Infrastructure as Code: From Manual Provisioning to Ansible + Terraform
After three years of manually provisioning VMs through ssh and adjusting docker-compose files on the hosts, I finally committed to Infrastructure as Code. April 1, 2024: First commit to the infrastructure repository.
The Problem
Since my first homelab post in November 2020, I’d accumulated a collection of snowflake servers—each one unique, manually configured, and completely undocumented.
The cost:
- ❌ 4-hour recovery times for failed VMs
- ❌ Deployment anxiety (one wrong click = broken service)
- ❌ Zero reproducibility
- ❌ Tribal knowledge locked in my head
The wake-up call: A hard drive failure on my GitLab VM. I had no backup of the VM configuration. Was it 8GB or 16GB of RAM? What VLAN was it on? Where were the mount points?
The Solution
Every component of my infrastructure is now defined in code. No more clicking through UIs. No more manual SSH sessions.
Two-Layer Architecture
Terraform: Manages external/immutable infrastructure.

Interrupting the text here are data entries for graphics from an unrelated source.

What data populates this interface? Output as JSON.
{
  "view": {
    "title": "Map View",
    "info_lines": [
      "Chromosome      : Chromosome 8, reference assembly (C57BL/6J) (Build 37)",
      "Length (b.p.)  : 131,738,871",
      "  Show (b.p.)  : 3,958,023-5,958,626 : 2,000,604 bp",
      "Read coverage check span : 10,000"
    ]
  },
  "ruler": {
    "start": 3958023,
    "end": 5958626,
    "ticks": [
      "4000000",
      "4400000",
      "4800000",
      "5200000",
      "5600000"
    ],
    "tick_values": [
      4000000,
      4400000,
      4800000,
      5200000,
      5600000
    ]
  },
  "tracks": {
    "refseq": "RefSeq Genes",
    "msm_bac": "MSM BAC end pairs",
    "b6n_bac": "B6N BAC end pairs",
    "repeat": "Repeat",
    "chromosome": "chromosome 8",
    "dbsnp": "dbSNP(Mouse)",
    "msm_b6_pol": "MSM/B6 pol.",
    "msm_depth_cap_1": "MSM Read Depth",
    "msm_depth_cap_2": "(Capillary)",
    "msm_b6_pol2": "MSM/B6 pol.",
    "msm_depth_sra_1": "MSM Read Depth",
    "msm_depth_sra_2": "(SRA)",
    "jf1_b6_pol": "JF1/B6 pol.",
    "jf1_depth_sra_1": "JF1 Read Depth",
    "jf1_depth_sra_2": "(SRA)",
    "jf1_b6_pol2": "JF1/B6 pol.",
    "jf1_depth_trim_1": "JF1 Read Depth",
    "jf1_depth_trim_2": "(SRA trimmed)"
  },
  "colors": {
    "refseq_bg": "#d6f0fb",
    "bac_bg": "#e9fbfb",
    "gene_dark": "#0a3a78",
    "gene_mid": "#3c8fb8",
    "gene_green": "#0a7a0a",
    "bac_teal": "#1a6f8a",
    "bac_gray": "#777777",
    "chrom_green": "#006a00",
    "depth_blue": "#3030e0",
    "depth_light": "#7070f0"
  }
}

- Cloudflare DNS records and Tunnel
Ansible: Manages mutable state and VM lifecycle.
- Proxmox VMs (provisioning from cloud-init templates)
- Docker containers
- File system configurations (NFS mounts)
- Service orchestration
Why both? Terraform manages external resources. Ansible handles everything on Proxmox VMs.
Implementation
VM Provisioning with Ansible
Before, I clicked through Proxmox UI screens and hoped I wrote down what I did.
Now, VM specs are defined in YAML:
# vars/vm_specs.yml
vms:
- name: ruby
vmId: 920
target_node: pve5
cores: 8
memory: 16384
disk:
scsi0: 'nvme-thin:200'
net:
net0: 'virtio,bridge=vmbr0,tag=50'
ipconfig:
ipconfig0: 'ip=192.168.50.20/24,gw=192.168.50.1'
tags: ['ansible', 'gitlab-runner']
clone: 'ubuntu-24.04-server-cloudinit-template'
# roles/hypervisor/tasks/provision_vm.yml
- name: Provision VM from cloud-init template
community.general.proxmox_kvm:
api_host: "{{ ansible_host }}"
node: "{{ inventory_hostname }}"
name: "{{ vm_name }}"
vmid: "{{ vm_id }}"
clone: "{{ vm_clone }}"
cores: "{{ vm_cores }}"
memory: "{{ vm_memory }}"
net: "{{ vm_net }}"
state: "{{ vm_state }}"
Benefits:
- ✅ Reproducible (spin up identical VMs from templates)
- ✅ Version controlled (VM specs in Git)
- ✅ Self-documenting (vm_specs.yml IS the documentation)
- ✅ Idempotent (run multiple times safely)
Application Deployment
Before: SSH in, manually install packages, hope nothing breaks.
After:
# roles/platform_one/tasks/gitlab.yml
- name: Ensure GitLab directory structure
file:
path: "{{ container_data }}/ruby/gitlab"
state: directory
- name: Template GitLab docker-compose
template:
src: gitlab-docker-compose.yml.j2
dest: "{{ container_data }}/ruby/gitlab/docker-compose.yml"
notify: restart gitlab
- name: Deploy GitLab container
community.docker.docker_compose_v2:
project_src: "{{ container_data }}/ruby/gitlab"
state: present
Run once: ansible-playbook main_playbook.yml --tags gitlab --limit ruby
Terraform → Ansible Integration
Terraform outputs (VM IPs, bucket names) flow into Ansible via a generated vars file:
# terraform/outputs.tf
resource "local_file" "ansible_vars" {
filename = "${path.root}/../../vars/tf_ansible_vars_file.yml"
content = yamlencode({
minio_endpoint = minio_s3_bucket.backups.endpoint
vault_addr = vault_auth_backend.oidc.path
})
}
Ansible consumes this automatically:
# playbook.yml
- hosts: all
vars_files:
- vars/tf_ansible_vars_file.yml
The Results
Full environment rebuild:
$ cd terraform/1-infrastructure && terraform apply
$ ansible-playbook main_playbook.yml
That’s it. Every VM, every service, every configuration restored from code.
This was the foundation. Terraform came later in December 2024. For now, Ansible handled everything—VM provisioning, Docker deployments, configuration management. The infrastructure repo was born on April 1, 2024. What followed was rapid iteration.